" I am endlessly fascinated and attracted to all types of printed materials. It has
always amazed me to see the variety and volume of things that are printed. Every
place I go I see how lithography, screen-printing, stenciling and rubber-stamping
are being used to advertise, identify, mark, and communicate. I always observe
what is unique about a new place for its printed and reproduced imagery.

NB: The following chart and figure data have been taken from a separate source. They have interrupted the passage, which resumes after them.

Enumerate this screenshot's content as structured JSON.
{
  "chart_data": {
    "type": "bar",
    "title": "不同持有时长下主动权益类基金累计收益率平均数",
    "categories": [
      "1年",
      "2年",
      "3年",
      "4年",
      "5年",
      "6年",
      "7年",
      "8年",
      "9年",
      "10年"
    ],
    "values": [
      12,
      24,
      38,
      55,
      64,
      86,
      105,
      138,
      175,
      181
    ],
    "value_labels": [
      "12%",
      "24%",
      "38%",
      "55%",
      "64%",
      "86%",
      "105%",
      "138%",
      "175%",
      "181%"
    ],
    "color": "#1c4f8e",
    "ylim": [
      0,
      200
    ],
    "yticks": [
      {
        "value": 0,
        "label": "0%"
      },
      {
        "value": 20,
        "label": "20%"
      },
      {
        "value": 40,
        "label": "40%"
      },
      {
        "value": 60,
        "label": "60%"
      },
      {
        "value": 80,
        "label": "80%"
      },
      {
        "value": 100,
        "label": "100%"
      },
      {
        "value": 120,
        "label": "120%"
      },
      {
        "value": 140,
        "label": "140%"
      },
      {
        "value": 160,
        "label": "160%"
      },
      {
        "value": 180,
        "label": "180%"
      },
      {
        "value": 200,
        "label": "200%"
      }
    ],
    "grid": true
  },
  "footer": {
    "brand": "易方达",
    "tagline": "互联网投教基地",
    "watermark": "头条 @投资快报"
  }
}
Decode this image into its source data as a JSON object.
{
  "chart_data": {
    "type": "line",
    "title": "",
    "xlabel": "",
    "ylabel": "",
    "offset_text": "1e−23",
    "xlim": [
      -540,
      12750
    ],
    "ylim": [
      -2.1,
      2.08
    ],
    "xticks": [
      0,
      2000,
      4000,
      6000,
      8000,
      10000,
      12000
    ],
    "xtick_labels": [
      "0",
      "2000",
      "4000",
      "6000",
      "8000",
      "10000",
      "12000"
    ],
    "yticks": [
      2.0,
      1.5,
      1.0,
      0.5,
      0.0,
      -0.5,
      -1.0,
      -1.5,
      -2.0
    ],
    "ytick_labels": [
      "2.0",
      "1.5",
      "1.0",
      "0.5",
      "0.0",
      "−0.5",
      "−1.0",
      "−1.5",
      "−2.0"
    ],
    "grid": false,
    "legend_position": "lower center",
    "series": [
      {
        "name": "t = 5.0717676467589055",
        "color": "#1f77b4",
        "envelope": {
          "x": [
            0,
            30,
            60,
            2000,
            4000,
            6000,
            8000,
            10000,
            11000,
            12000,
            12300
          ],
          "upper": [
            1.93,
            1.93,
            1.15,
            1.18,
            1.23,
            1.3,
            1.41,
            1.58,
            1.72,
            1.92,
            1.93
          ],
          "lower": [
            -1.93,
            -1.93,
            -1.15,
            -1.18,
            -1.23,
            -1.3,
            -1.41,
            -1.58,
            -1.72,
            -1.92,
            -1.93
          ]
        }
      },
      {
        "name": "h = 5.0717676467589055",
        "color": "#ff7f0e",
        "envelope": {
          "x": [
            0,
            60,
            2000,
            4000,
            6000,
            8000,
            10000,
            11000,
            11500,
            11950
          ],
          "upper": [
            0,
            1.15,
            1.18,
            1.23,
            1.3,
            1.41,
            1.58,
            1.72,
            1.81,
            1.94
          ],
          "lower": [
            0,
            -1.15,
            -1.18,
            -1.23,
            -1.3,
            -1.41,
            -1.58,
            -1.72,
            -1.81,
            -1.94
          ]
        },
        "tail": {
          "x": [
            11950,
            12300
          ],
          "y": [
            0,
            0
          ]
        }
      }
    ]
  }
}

While in Borneo I wanted to create something where I could use my attraction to
all this ink, color, symbolism, mysterious Chinese lettering, Hindi characters,
and Islamic calligraphy. I enjoyed collecting every oddly printed thing that I
could find - from soy drink cans smashed flat on the road - to hell paper notes
that are burned in the Chinese Buddhist temples. I bought cheap spray paint, tore
paper folded in half into Rorschach test symmetry and used urethane resin to hold
it all together.
Searching for contrast in colors and values, I built layer upon layer of color,
paper, canvas, plastic and tissue. While I painted my portraits, I emptied my
brushes on my collages not wanting to waste a drop of my precious imported
pigments. These collages are a journal of my 2 years here in Borneo in a printed,
sprayed, splattered whirlwind. Can you find the road-killed, sun-baked frog
pancake. "
The collages are all 9 x 27 inches and are mixed media on canvas mounted on board, Stephen Bennett 2005.